Trump has promised to renegotiate NAFTA or walk away from it.

But a new version of the 23-year-old trade agreement would require approval from a divided Congress, and even an improved version wouldn’t restore millions of lost manufacturing jobs.

An aggressive approach to the negotiations risks imperiling some benefits that Americans say the trade deal provided them.

Also, forging a complex agreement could be even more difficult given that next year brings congressional elections in the U.S. and a presidential election in Mexico.

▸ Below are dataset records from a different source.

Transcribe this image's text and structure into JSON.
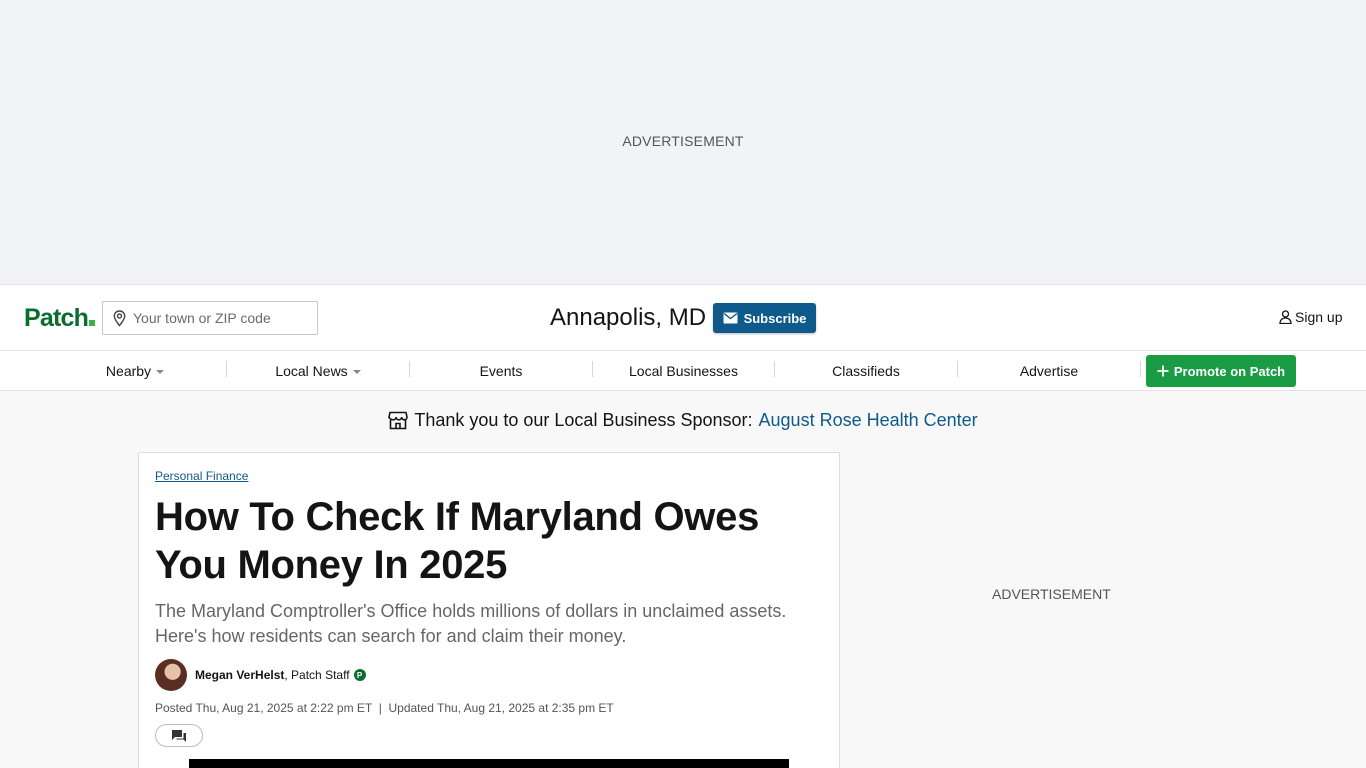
{
  "top_ad": {
    "label": "ADVERTISEMENT"
  },
  "header": {
    "logo": "Patch",
    "search": {
      "placeholder": "Your town or ZIP code",
      "value": ""
    },
    "town": "Annapolis, MD",
    "subscribe_label": "Subscribe",
    "signup_label": "Sign up",
    "icons": {
      "location": "map-pin-icon",
      "mail": "mail-icon",
      "user": "user-icon"
    }
  },
  "nav": {
    "items": [
      {
        "label": "Nearby",
        "dropdown": true
      },
      {
        "label": "Local News",
        "dropdown": true
      },
      {
        "label": "Events",
        "dropdown": false
      },
      {
        "label": "Local Businesses",
        "dropdown": false
      },
      {
        "label": "Classifieds",
        "dropdown": false
      },
      {
        "label": "Advertise",
        "dropdown": false
      }
    ],
    "promote_label": "Promote on Patch"
  },
  "sponsor": {
    "text": "Thank you to our Local Business Sponsor:",
    "name": "August Rose Health Center",
    "icon": "storefront-icon"
  },
  "article": {
    "category": "Personal Finance",
    "headline": "How To Check If Maryland Owes You Money In 2025",
    "dek": "The Maryland Comptroller's Office holds millions of dollars in unclaimed assets. Here's how residents can search for and claim their money.",
    "author": "Megan VerHelst",
    "author_role": ", Patch Staff",
    "badge": "P",
    "dates": "Posted Thu, Aug 21, 2025 at 2:22 pm ET  |  Updated Thu, Aug 21, 2025 at 2:35 pm ET"
  },
  "side_ad": {
    "label": "ADVERTISEMENT"
  },
  "colors": {
    "brand_green": "#0c6b2e",
    "subscribe_blue": "#0e5a8a",
    "promote_green": "#1a9c45"
  }
}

“I think the NAFTA negotiations are going to be basically a non-event where all sides give a little and gain a little,” said Bruce Bittles, chief investment strategist at Milwaukee-based Robert W. Baird & Co. Inc.

Trump is a strong negotiator, and the timing is “about right” for a new version of NAFTA, according to Bittles.

“But I think what’s really important in this country now is that consumer confidence is at its highest level since 2000. Small-business confidence, which may be even more important, is at a 15-year high,” Bittles said.

For labor unions, few things have been more despised than NAFTA.

“When it was passed in Congress, over our strong objections 24 years ago, workers in the U.S., Canada and Mexico were told that it would be good for them. But NAFTA has cost hundreds of thousands of jobs, as U.S. companies shift production to Mexico, a country that has repeatedly failed to honor fundamental human rights, like the right to form a union or be free from discrimination,” Robert Martinez Jr., president of the International Association of Machinists and Aerospace Workers, said in an email to the Milwaukee Journal Sentinel.

“Since NAFTA was implemented, aerospace companies and their suppliers have moved to Mexico to take advantage of weak laws and a workforce that is paid around $3 an hour. And there are are now over 35,000 aerospace workers in Mexico,” Martinez said.

The Associated Press contributed to this report.